Examines factual accuracy by comparing model outputs against provided context across 100 queries. Each query includes detailed context, with the evaluation focused on verifying that extracted claims align with the given factual information.
Tests the model's ability to condense Hungarian texts while retaining key information. Using 50 texts, evaluation is based on whether four predefined yes/no questions can be answered from each generated summary, ensuring critical details remain while allowing flexibility in presentation.
Evaluates models' ability to execute Hungarian commands accurately. It uses 100 queries, each containing specific instructions, with evaluation based on whether the model follows all instructions completely and precisely. Max new tokens minimum is 256.
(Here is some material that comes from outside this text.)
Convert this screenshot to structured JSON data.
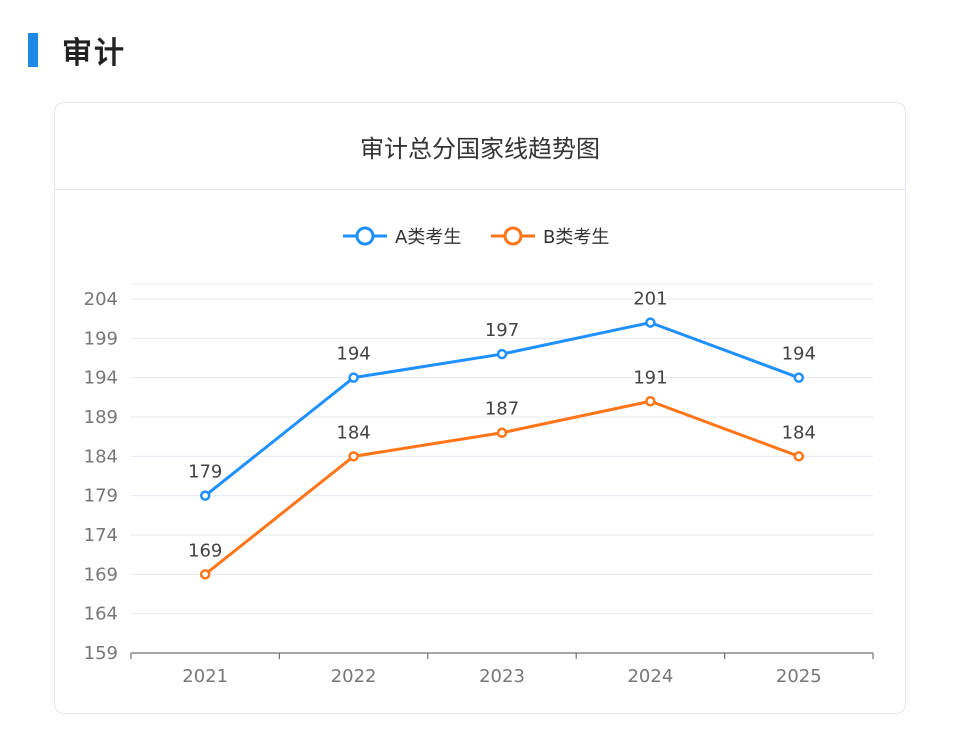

Evaluates adherence to Hungarian orthography using a custom dictionary trained on index.hu texts and pyspellchecker. Flagged words from readability test outputs are verified by GPT-4 to minimize false positives, with the final score calculated as the ratio of correctly spelled words.
Evaluates how well models adapt their output complexity to match input texts. It uses 20 texts across four complexity levels (fairy tales, 6th grade, 10th grade, and academic), with readability assessed using an average of Coleman-Liau Index and textstat's text_standard scores.
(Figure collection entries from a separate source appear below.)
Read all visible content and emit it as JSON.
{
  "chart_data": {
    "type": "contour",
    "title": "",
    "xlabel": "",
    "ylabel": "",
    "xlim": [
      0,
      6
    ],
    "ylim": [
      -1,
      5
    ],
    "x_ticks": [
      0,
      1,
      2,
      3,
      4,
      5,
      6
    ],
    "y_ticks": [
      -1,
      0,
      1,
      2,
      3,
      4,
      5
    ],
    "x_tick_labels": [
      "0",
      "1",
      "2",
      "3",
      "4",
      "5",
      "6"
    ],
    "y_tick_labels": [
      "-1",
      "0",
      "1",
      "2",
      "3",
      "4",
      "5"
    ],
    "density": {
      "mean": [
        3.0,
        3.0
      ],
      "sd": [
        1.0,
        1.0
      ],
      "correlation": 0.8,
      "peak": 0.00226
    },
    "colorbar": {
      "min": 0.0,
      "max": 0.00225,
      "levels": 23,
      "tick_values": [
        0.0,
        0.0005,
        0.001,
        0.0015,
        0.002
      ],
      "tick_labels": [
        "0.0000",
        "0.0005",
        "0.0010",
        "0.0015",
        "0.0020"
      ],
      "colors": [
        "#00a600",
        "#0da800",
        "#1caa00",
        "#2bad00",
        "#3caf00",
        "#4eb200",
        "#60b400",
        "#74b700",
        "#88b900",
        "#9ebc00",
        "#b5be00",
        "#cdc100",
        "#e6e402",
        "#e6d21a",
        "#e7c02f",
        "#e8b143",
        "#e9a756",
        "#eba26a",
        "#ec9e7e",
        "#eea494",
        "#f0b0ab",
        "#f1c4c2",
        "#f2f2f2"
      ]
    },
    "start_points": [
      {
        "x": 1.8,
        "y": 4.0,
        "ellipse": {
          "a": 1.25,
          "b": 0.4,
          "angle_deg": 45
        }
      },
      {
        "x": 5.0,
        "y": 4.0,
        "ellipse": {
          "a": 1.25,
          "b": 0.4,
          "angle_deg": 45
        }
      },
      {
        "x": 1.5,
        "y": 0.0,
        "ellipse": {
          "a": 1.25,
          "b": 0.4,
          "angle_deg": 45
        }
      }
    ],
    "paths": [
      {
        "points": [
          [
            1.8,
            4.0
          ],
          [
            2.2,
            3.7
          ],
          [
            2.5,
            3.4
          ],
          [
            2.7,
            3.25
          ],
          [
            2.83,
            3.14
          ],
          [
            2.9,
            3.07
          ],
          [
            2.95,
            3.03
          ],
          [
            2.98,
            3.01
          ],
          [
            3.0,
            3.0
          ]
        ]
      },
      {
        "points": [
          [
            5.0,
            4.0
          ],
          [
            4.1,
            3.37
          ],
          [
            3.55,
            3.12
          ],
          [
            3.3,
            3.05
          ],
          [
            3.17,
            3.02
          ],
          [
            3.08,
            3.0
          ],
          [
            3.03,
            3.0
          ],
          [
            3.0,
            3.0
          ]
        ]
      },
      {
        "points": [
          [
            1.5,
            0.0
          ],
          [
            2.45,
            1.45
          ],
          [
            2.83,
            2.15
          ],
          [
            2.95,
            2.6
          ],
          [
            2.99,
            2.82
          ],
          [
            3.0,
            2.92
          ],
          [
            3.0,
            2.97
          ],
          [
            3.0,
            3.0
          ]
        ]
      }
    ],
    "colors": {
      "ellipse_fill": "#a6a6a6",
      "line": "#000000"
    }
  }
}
Adapts the TruthfulQA dataset for Hungary by translating questions and adding culturally specific content, resulting in 747 questions across 37 categories.
Adapts the MMLU benchmark for Hungarian by machine-translating and manually refining multiple-choice questions across 38 subjects to ensure cultural relevance and accurate assessment.
Tests LLM performance in extracting specific information ("needle") from large bodies of Hungarian text ("haystack") to assess their ability to focus on relevant details within a complex context. Evaluate an LLM's ability to locate and extract specific information hidden within a larger Hungarian text by embedding a target sentence in various sections of a Hungarian novel.
Providers like OpenAI are currently unsupported for this metric.
Contributions to HuGME are welcome! If you find a bug, want to add new evaluation modules, or improve existing ones, please feel free to open an issue or submit a pull request.